(Our friend, New Zealand writer Craig Hayes (Six Noises) is back with us again with this review of the new album by NZ’s remarkable MetalTower — and the premiere of a full album stream.)
New Zealand progressive death metal band MetalTower have shared the stage with international touring acts like Carcass, Krisiun, and Psycroptic. And that trio of bands also happens to be the perfect representation of the musical diversity that the long-running MetalTower exhibit on their latest full-length, Myopic Dystopia. No Clean Singing is proud to be hosting the album’s worldwide premiere, and here’s a few hundred words of praise about Myopic Dystopia to get you started.
Where to start? Well, how about those aforementioned bands. Like Carcass, MetalTower inject a sense of self-awareness into their whirlwind tunes; see Myopic Dystopia’s “Fvk Mourning”. MetalTower also exhibit a Krisiun-like desire to snap necks and shatter spines with hammering riffs and percussion on tracks like “Futility”. And if Psycroptic’s mix of bombarding metal and technical prowess has impressed you before, then you’ll likely admire MetalTower’s combination of ferocity and finesse too.
Of course, it isn’t easy to always remain adept on attack. Sometimes things get far too loose. Or way out of hand. But MetalTower remain firmly focused while firing non-stop fusillades on Myopic Dystopia. It’s a visceral and inventive album, with elements of melodic thrash and black metal intertwining with ten-tonne progressive death metal. MetalTower are clearly confident that Myopic Dystopia will hold your attention while they incorporate all their influences as well. But then, self-assurance and adventurism aren’t new for MetalTower.

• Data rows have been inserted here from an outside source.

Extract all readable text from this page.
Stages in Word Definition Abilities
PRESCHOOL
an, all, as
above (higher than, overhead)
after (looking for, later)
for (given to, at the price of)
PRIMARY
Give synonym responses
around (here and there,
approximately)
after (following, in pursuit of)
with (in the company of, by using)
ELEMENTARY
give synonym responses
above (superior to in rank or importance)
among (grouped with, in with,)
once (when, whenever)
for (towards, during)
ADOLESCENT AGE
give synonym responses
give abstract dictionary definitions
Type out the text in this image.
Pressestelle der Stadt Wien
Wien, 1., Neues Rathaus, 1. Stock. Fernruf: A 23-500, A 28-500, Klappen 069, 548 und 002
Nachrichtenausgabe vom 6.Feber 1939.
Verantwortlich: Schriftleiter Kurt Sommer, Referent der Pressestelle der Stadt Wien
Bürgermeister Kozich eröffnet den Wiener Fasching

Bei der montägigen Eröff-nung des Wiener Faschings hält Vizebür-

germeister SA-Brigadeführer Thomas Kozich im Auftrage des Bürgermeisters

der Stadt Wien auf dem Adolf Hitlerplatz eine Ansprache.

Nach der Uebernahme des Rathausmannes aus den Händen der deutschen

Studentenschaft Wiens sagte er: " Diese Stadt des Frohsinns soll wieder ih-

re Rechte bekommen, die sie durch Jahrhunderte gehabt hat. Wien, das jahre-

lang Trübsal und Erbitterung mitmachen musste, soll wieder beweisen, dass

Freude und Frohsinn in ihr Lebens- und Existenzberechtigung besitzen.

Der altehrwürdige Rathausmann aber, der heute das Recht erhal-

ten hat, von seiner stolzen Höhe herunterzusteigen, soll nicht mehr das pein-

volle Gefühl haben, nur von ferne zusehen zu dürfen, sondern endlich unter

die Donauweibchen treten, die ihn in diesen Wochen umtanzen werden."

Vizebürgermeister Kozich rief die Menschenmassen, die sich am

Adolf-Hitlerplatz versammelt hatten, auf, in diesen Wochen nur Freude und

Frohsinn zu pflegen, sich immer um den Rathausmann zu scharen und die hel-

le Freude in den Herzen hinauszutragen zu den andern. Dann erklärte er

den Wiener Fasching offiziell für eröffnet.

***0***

The band’s last album, 2012’s Constructed Misery, featured lengthy songs that seemed to deliberately mess with your expectations as much as your mind. On Myopic Dystopia, MetalTower stick to that same mayhemic formula. The band go hell for leather on the storming track “Decisions”, and end up sounding like Death strangling Slayer, circa South of Heaven. It’s not all turbo-speed chaos, though. Myopic Dystopia’s title track seamlessly mixes tempestuous guitars and percussion with more temperate and melodic sections.
Myopic Dystopia’s pièce de résistance is “Darkness Subconscious”. The 15-minute track features frenetic riffs zigzagging left, right, and centre, and if hyperkinetic death metal ticks the boxes for you (or if the work of forward-thinking NZ death metal bands like Ulcerate and Setentia appeals) then you’re going to dig the hell out of “Darkness Subconscious”. Also, MetalTower ensure that the deeper you dig into “Darkness Subconscious”, the more there is to discover. Although, you could say the same for any of Myopic Dystopia’s tracks.
It’s also worth pointing out that although MetalTower engineered Myopic Dystopia themselves, they sought out Cam Sinclair (of Diocletian fame) to mix and master the album. Sinclair’s recently taken the spot behind the kit for NZ death metal punks Bridge Burner, and in the past he’s undertaken studio work for some of New Zealand’s finest underground metal bands: see Vassafor, Witchrist, Heresiarch, Exordium Mors, and that noted duo with a strong NZ connection, Bölzer.
MetalTower and Sinclair’s work on Myopic Dystopia is to be applauded. The album is full of knotty riffs, percussion, and pitiless vocals set in complex arrangements incorporating a wide range of influences. There are a lot of elements to pack in and balance. But nothing becomes so cluttered or muddied that Myopic Dystopia’s overall impact is distorted or obscured.
It’s been a great year for NZ extreme metal. Releases from the likes of Trepanation, Prisoner of War, Sinistrous Diabolus, Winter Deluge, Veneficium, Ritual Abuse, Solar Mass, Ulcerate, Setentia, and upcoming releases from NZ-affiliated acts like Verberis and Bölzer, all underscore that the far-flung corners of the earth often inspire visceral and distinctive music.
Myopic Dystopia is another excellent addition to the ever-expanding canon of noteworthy New Zealand metal. So hail MetalTower. And hail those far Southern Isles, once again.